Some of the health benefits of coconut oil relate to the MCTs in the oil. But MCT oil is a more concentrated source, so it tends to be more appropriate for clinical uses, which include:1
- Appetite reduction and weight loss2,3
- Improved cognitive and neurological function with possible implications in neurodegerative diseases
- Increased energy levels and improved athletic performance
- Improved mitochondrial function and subsequent reduced risk for diseases such as atherosclerosis, diabetes, cancer, cardiovascular disease, autoimmune diseases and epilepsy4
- As part of a specialized dietary therapy for the treatment of epilepsy
- Prevention of non-alcoholic fatty liver disease (NAFLD)5
Short-, Medium- and Long-Chain Triglycerides
The disastrous “low-fat diet” dogma of the last half century has led to a devastating drop in most people’s intake of healthy saturated fats, including MCTs, as most people have bought into the erroneous assumption that saturated fats are unhealthy and will raise their risk of heart disease.
Besides coconuts, coconut oil and palm kernel oil, small amounts of MCT can be found in butter and other high-fat dairy products from grass-fed cows and goats.
Be sure not to confuse the extremely unhealthy industrial versions of coconut and palm oils (which are historically used as hydrogenated oils in industrial baked goods) with organic, virgin and unrefined oils available as “health foods.”

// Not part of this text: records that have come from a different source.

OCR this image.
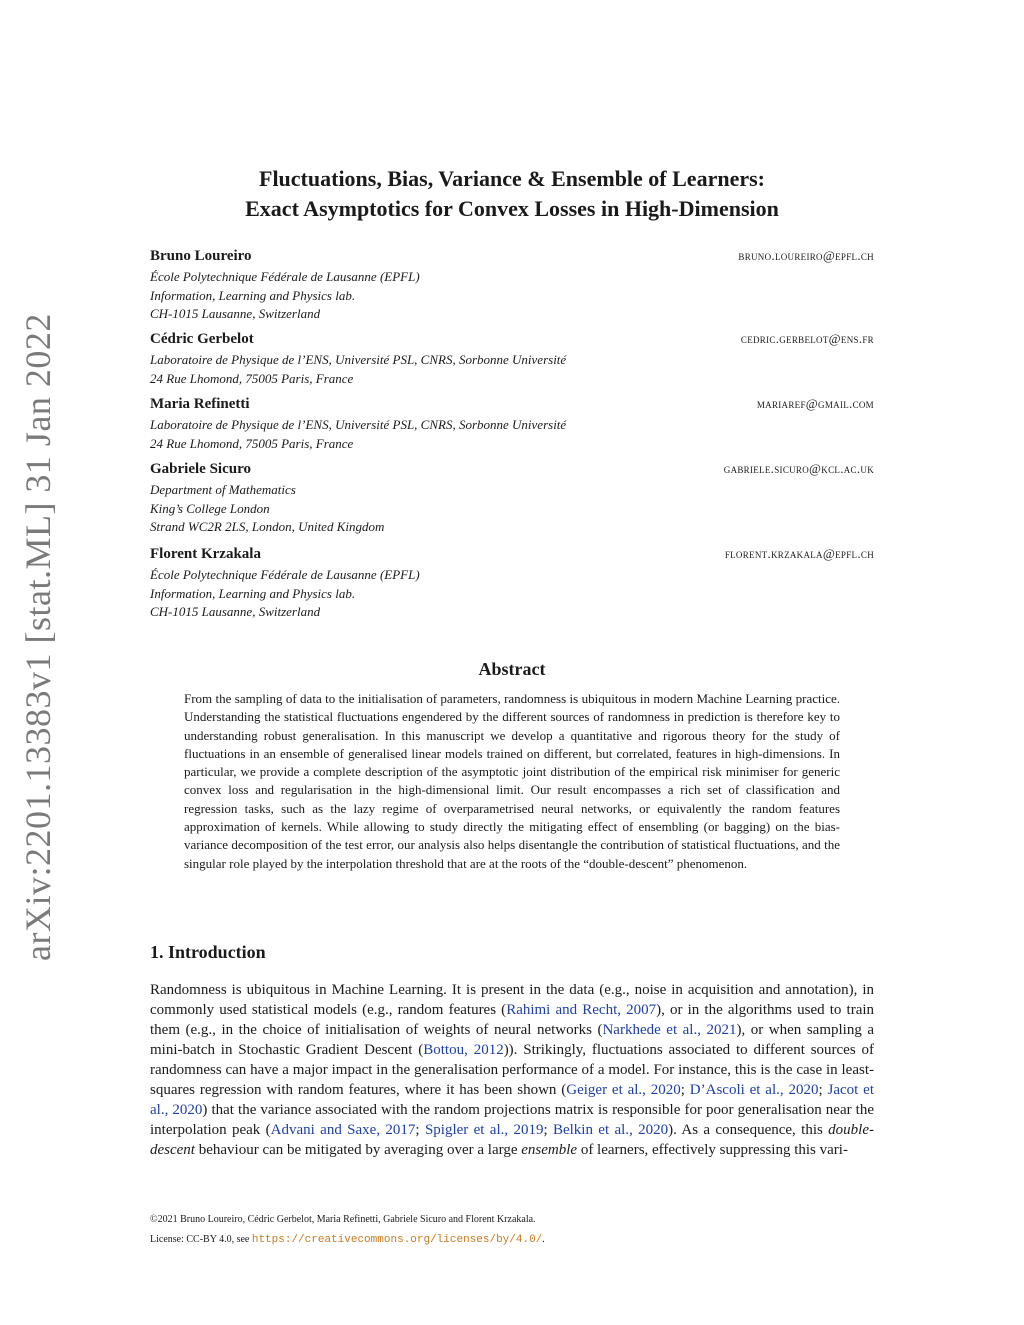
arXiv:2201.13383v1 [stat.ML] 31 Jan 2022
Fluctuations, Bias, Variance & Ensemble of Learners:
Exact Asymptotics for Convex Losses in High-Dimension
Bruno Loureiro	bruno.loureiro@epfl.ch
École Polytechnique Fédérale de Lausanne (EPFL)
Information, Learning and Physics lab.
CH-1015 Lausanne, Switzerland
Cédric Gerbelot	cedric.gerbelot@ens.fr
Laboratoire de Physique de l’ENS, Université PSL, CNRS, Sorbonne Université
24 Rue Lhomond, 75005 Paris, France
Maria Refinetti	mariaref@gmail.com
Laboratoire de Physique de l’ENS, Université PSL, CNRS, Sorbonne Université
24 Rue Lhomond, 75005 Paris, France
Gabriele Sicuro	gabriele.sicuro@kcl.ac.uk
Department of Mathematics
King’s College London
Strand WC2R 2LS, London, United Kingdom
Florent Krzakala	florent.krzakala@epfl.ch
École Polytechnique Fédérale de Lausanne (EPFL)
Information, Learning and Physics lab.
CH-1015 Lausanne, Switzerland
Abstract
From the sampling of data to the initialisation of parameters, randomness is ubiquitous in modern Machine Learning practice. Understanding the statistical fluctuations engendered by the different sources of randomness in prediction is therefore key to understanding robust generalisation. In this manuscript we develop a quantitative and rigorous theory for the study of fluctuations in an ensemble of generalised linear models trained on different, but correlated, features in high-dimensions. In particular, we provide a complete description of the asymptotic joint distribution of the empirical risk minimiser for generic convex loss and regularisation in the high-dimensional limit. Our result encompasses a rich set of classification and regression tasks, such as the lazy regime of overparametrised neural networks, or equivalently the random features approximation of kernels. While allowing to study directly the mitigating effect of ensembling (or bagging) on the bias-variance decomposition of the test error, our analysis also helps disentangle the contribution of statistical fluctuations, and the singular role played by the interpolation threshold that are at the roots of the “double-descent” phenomenon.
1. Introduction
Randomness is ubiquitous in Machine Learning. It is present in the data (e.g., noise in acquisition and annotation), in commonly used statistical models (e.g., random features (Rahimi and Recht, 2007), or in the algorithms used to train them (e.g., in the choice of initialisation of weights of neural networks (Narkhede et al., 2021), or when sampling a mini-batch in Stochastic Gradient Descent (Bottou, 2012)). Strikingly, fluctuations associated to different sources of randomness can have a major impact in the generalisation performance of a model. For instance, this is the case in least-squares regression with random features, where it has been shown (Geiger et al., 2020; D’Ascoli et al., 2020; Jacot et al., 2020) that the variance associated with the random projections matrix is responsible for poor generalisation near the interpolation peak (Advani and Saxe, 2017; Spigler et al., 2019; Belkin et al., 2020). As a consequence, this double-descent behaviour can be mitigated by averaging over a large ensemble of learners, effectively suppressing this vari-
©2021 Bruno Loureiro, Cédric Gerbelot, Maria Refinetti, Gabriele Sicuro and Florent Krzakala.
License: CC-BY 4.0, see https://creativecommons.org/licenses/by/4.0/.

MCTs get their name from their chemical structure. Fats consist of chains of carbon molecules connected to hydrogen atoms. Short-chain fats have six carbons or less.
Medium-chain fats contain between six and 12 carbons, while long-chained fats, such as the omega-3 fats docosahexaenoic acid (DHA) and eicosapentaenoic acid (EPA), have 13 to 21 carbons.
Four Types of MCTs
MCTs can be divided into four groups based on their carbon length:
- 6 carbons (C6), caproic acid
- 8 carbons (C8), caprylic acid
- 10 carbons (C10), capric acid
- 12 carbons (C12), lauric acid
As a general rule, the shorter the carbon chain, the more efficiently the MCT will be turned into ketones, which are an excellent source of energy for your body — far preferable to glucose, as ketones produce far less reactive oxygen species (ROS) when they are metabolized to produce ATP.
I recently wrote about how a novel ketone ester drink may help boost performance in professional athletes, but while ketone supplements are still in development, your best bet at the moment is to use MCTs found in foods and supplements, which your body will then convert to ketones.
Most commercial brands of MCT oil contain close to a 50/50 combination of C8 and C10 fats. My personal preference, even though it is more expensive, is straight C8 (caprylic acid), as it converts to ketones far more rapidly than do C10 fats, and may be easier on your digestion.
Coconut oil provides a mix of all the medium-chain fats, including C6, C8, C10 and C12 fats, the latter of which (lauric acid) makes up over 40 percent of the fat in coconut oil. (The exception is FRACTIONATED coconut oil, which contains primarily C8 and C10.7)
There are benefits to all of these fatty acids. However, caprylic and capric fatty acids increase ketone levels far more efficiently.